Tidak lagi hanya berfokus pada industri pariwisata, konferensi ini mendorong kolaborasi lintas sektor mulai dari perhotelan, keuangan, pertanian, pendidikan, ekonomi kreatif hingga industri lainnya untuk menciptakan dampak keberlanjutan yang lebih terukur.
Sebagai hotel pertama di Indonesia yang memperoleh sertifikasi GSTC, The Apurva Kempinski Bali ingin menjadikan forum ini sebagai ruang kolaborasi bagi para pemimpin industri, inovator, akademisi, mahasiswa, hingga organisasi yang memiliki visi serupa dalam membangun masa depan yang lebih bertanggung jawab.
Empat Pilar untuk Masa Depan
Path to Sustainable Growth 2026 dibangun di atas empat pilar utama, yakni Mendaur Ulang, Membaharui Kehidupan, Meregenerasi, dan Bijak Sumber Daya.
Keempat pilar tersebut diterjemahkan melalui serangkaian diskusi panel yang menghadirkan para pakar dari berbagai bidang.
Konferensi akan dibuka oleh Vice President Retail Transaction Group Bank Rakyat Indonesia, Muhammad Yusuf, sebagai keynote speaker.

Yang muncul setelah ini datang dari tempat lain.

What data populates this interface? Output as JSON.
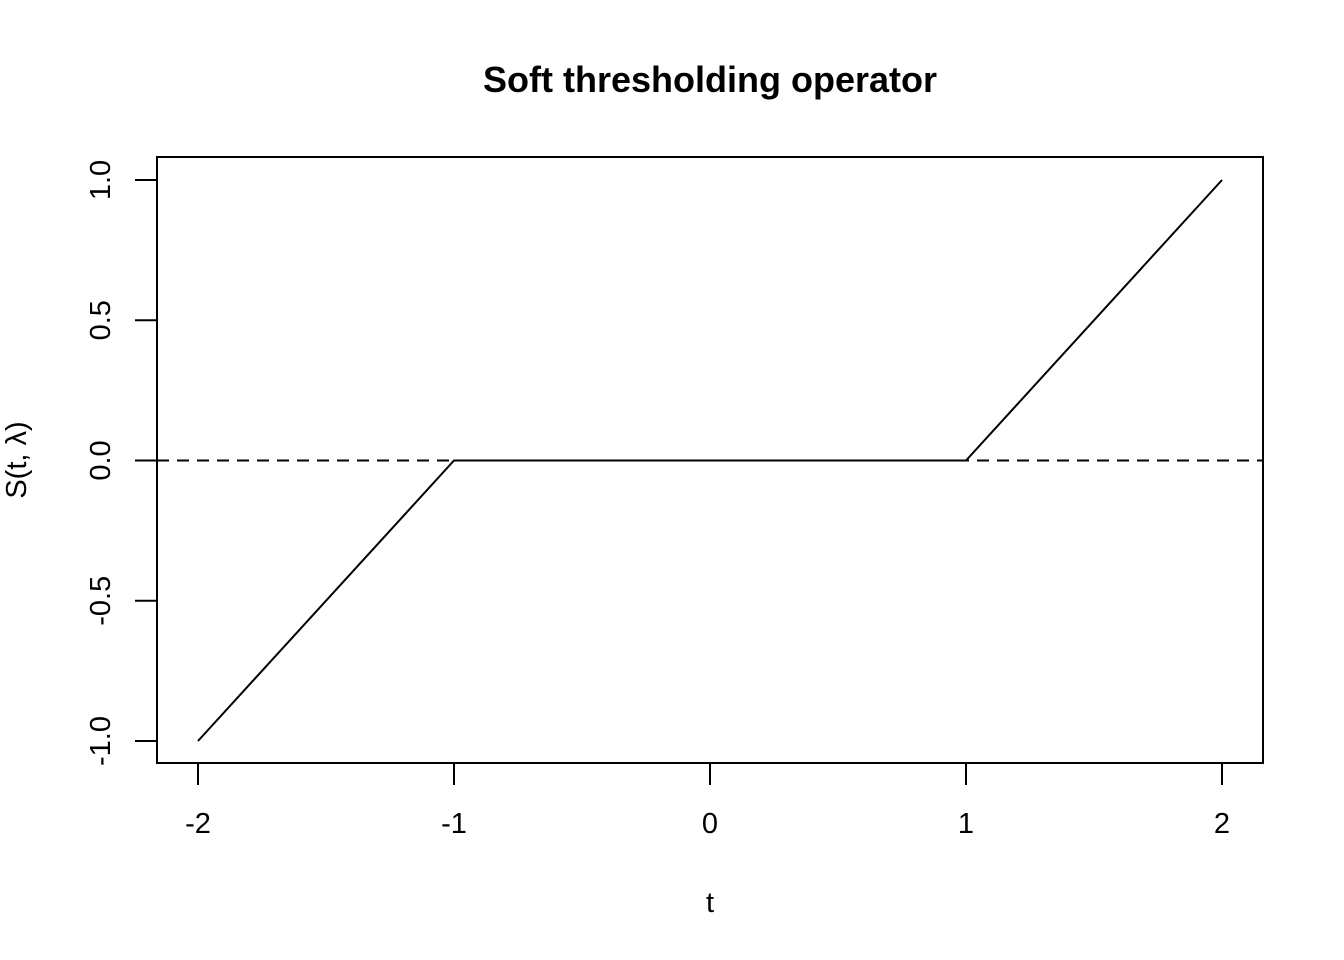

Selanjutnya, empat panel diskusi akan membahas beragam isu strategis, mulai dari pelestarian warisan budaya, perlindungan lingkungan dan alam, inovasi teknologi untuk regenerasi industri, hingga pengembangan sumber daya manusia dan keberlanjutan sosial.

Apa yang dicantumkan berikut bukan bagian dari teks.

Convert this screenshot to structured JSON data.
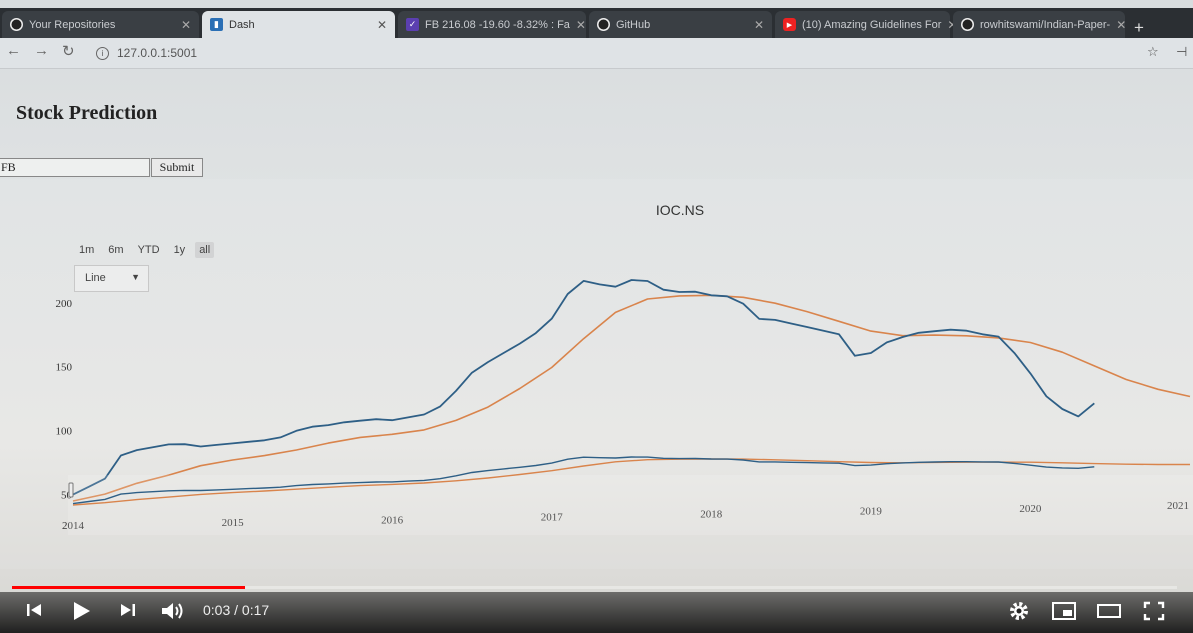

Sejumlah tokoh yang dijadwalkan hadir antara lain Mita Alwi dari Yayasan Warisan Budaya Banda, Anak Agung Gde Rai selaku pendiri ARMA, Heinz von Holzen dari Bumbu Bali, Tara Susanto dari Bumiterra, Nina Sudiono dari Rainforest Alliance, hingga perwakilan dari Wings Indonesia dan sejumlah organisasi keberlanjutan lainnya.
Tak berhenti pada konferensi sehari, PTSG 2026 juga menghadirkan program pendampingan dan inkubasi bertajuk "Seeds of Changes".
Program ini dirancang untuk menjaring mahasiswa dan startup tahap awal yang memiliki inovasi di bidang pariwisata regeneratif dan keberlanjutan.
Sebanyak 10 peserta terpilih akan mengikuti program inkubasi selama delapan minggu yang mencakup mentoring, pengembangan bisnis, strategi keberlanjutan, serta penyempurnaan dampak sosial dan lingkungan.
Di akhir program, dua tim terbaik akan memperoleh hibah pengembangan, dengan hadiah utama sebesar Rp50 juta dan hadiah kedua Rp20 juta.
Path to Sustainable Growth 2026 terbuka bagi masyarakat umum, profesional, mahasiswa, pelaku industri, serta organisasi yang ingin berkontribusi dalam mendorong pertumbuhan berkelanjutan.
Tiket dibanderol Rp500 ribu per orang, termasuk coffee break, makan siang, serta kontribusi langsung untuk program penanaman mangrove lokal.
Melalui konferensi dan program inkubasi ini, The Apurva Kempinski Bali berharap dapat memperluas gerakan keberlanjutan dari sekadar diskusi menjadi aksi nyata yang memberikan dampak jangka panjang bagi masyarakat dan lingkungan.